How I Know You're Ghetto...
You ever come across someone who just can't shake the ghetto or the trailer park? (Perfect example is Twitney Spears aka the Circus Whore - All that money and she can't get a lace front or something? Beyonce or Tyra need to hook that poor chile up) They might be really trying to shake it, but it always shows, like a big scarlet letter on they foeheads.
On Wednesday I was on the train and a young female (I was gonna say lady but not so much) got on. At first glance, she was well put together - skinny jeans, a preppy polo, and some little flats, carrying a Speedy 30 bag. But then she sat down and committed the greatest sin to ever be committed against a luxury handbag, she started yanking what appeared to be her school books out of it. Yes, school books. Not a paperback, or even a small hardcover novel, I'm talking a full sized one subject notebook, some photocopies, a small textbook, and all manner of writing implements. That poor zipper.

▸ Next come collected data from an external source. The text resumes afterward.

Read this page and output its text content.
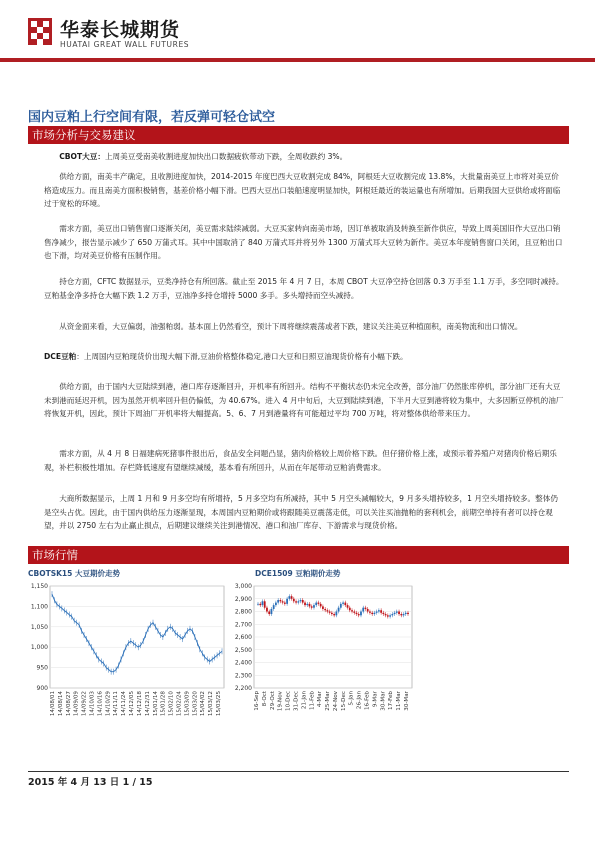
华泰长城期货
HUATAI GREAT WALL FUTURES
国内豆粕上行空间有限，若反弹可轻仓试空
市场分析与交易建议
CBOT大豆：上周美豆受南美收割进度加快出口数据疲软带动下跌，全周收跌约 3%。
供给方面，南美丰产确定，且收割进度加快，2014-2015 年度巴西大豆收割完成 84%，阿根廷大豆收割完成 13.8%，大批量南美豆上市将对美豆价格造成压力。而且南美方面积极销售，基差价格小幅下滑。巴西大豆出口装船速度明显加快，阿根廷最近的装运量也有所增加。后期我国大豆供给或将面临过于宽松的环境。
需求方面，美豆出口销售窗口逐渐关闭，美豆需求陆续减弱。大豆买家转向南美市场，因订单被取消及转换至新作供应，导致上周美国旧作大豆出口销售净减少，报告显示减少了 650 万蒲式耳。其中中国取消了 840 万蒲式耳并将另外 1300 万蒲式耳大豆转为新作。美豆本年度销售窗口关闭，且豆粕出口也下滑，均对美豆价格有压制作用。
持仓方面，CFTC 数据显示，豆类净持仓有所回落。截止至 2015 年 4 月 7 日，本周 CBOT 大豆净空持仓回落 0.3 万手至 1.1 万手，多空同时减持。豆粕基金净多持仓大幅下跌 1.2 万手，豆油净多持仓增持 5000 多手。多头增持而空头减持。
从资金面来看，大豆偏弱，油强粕弱。基本面上仍然看空，预计下周将继续震荡或者下跌，建议关注美豆种植面积，南美物流和出口情况。
DCE豆粕：上周国内豆粕现货价出现大幅下滑,豆油价格整体稳定,港口大豆和日照豆油现货价格有小幅下跌。
供给方面，由于国内大豆陆续到港，港口库存逐渐回升，开机率有所回升。结构不平衡状态仍未完全改善，部分油厂仍然胀库停机，部分油厂还有大豆未到港而延迟开机，因为虽然开机率回升但仍偏低，为 40.67%。进入 4 月中旬后，大豆到陆续到港，下半月大豆到港将较为集中，大多因断豆停机的油厂将恢复开机，因此，预计下周油厂开机率将大幅提高。5、6、7 月到港量将有可能超过平均 700 万吨，将对整体供给带来压力。
需求方面，从 4 月 8 日福建病死猪事件报出后，食品安全问题凸显，猪肉价格较上周价格下跌。但仔猪价格上涨，或预示着养殖户对猪肉价格后期乐观，补栏积极性增加。存栏降低速度有望继续减缓，基本看有所回升，从而在年尾带动豆粕消费需求。
大商所数据显示，上周 1 月和 9 月多空均有所增持，5 月多空均有所减持，其中 5 月空头减幅较大，9 月多头增持较多，1 月空头增持较多。整体仍是空头占优。因此，由于国内供给压力逐渐显现，本周国内豆粕期价或将跟随美豆震荡走低，可以关注买油抛粕的套利机会，前期空单持有者可以持仓观望，并以 2750 左右为止赢止损点，后期建议继续关注到港情况、港口和油厂库存、下游需求与现货价格。
市场行情
CBOTSK15 大豆期价走势
1,150
1,100
1,050
1,000
950
900
14/08/01 14/08/14 14/08/27 14/09/09 14/09/22 14/10/03 14/10/16 14/10/29 14/11/11 14/11/24 14/12/05 14/12/18 14/12/31 15/01/14 15/01/28 15/02/10 15/02/24 15/03/09 15/03/20 15/04/02 15/03/12 15/03/25
DCE1509 豆粕期价走势
3,000
2,900
2,800
2,700
2,600
2,500
2,400
2,300
2,200
16-Sep 8-Oct 29-Oct 19-Nov 10-Dec 31-Dec 21-Jan 11-Feb 4-Mar 25-Mar 24-Nov 15-Dec 5-Jan 26-Jan 16-Feb 9-Mar 30-Mar 17-Feb 11-Mar 30-Mar
2015 年 4 月 13 日 1 / 15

And I may be jumping to conclusions but I bet that either that bag was a fake or someone brought/boosted it for her. I mean they do repair their shit if you bring it in to the store, as most luxury brands do, but why be so cruel to it? I mean if she needs a bookbag, its not like Louis doesn't make those too. And shit, any knock off known to man can be found on Canal Street.
Then yesterday, two young females got on my train downtown Manhattan each carrying about 5 big shopping bags. Now I immediately thought, "Uh oh, somebody got their child support checks!" and then felt bad for it. But then it turned out I was right and I felt even worse! It was like 70 degrees and kinda cool yesterday and these chicks were trying to work that fake rocker chick look that seems to be so popular thanks to those idiots the Crackhouse Boys or whatever the hell their name is. Pompadoured ponytails, black nailpolish, skinny jeans with high top converse, and Rolling Stones tees tied up so their belly rings would show. Did I mention it was chilly? So of course they sit down next to me, cause Murphy loves his east coast bitch, and start to go through their purchases right there on the train. Bitch, you can't even wait to get home or is your memory so bad that you don't remember what your bought? I was glad to see that one of them had at least bought a whole bunch of stuff for her son. That is until she pulled out the Coach bag that she got for herself that I know was more than the stuff from Old Navy she got the kid.
And the whole ride to Brooklyn, they are going on and on about how glad they were that they finally got that child support check...
Damn!
4 comments:
One of my old bosses used to call it Mothers day.
Sorry bitches...
oh that is terrible anners!
""Uh oh, somebody got their child support checks!"
Thank LAWD I am not the only one that thinks that every now and again.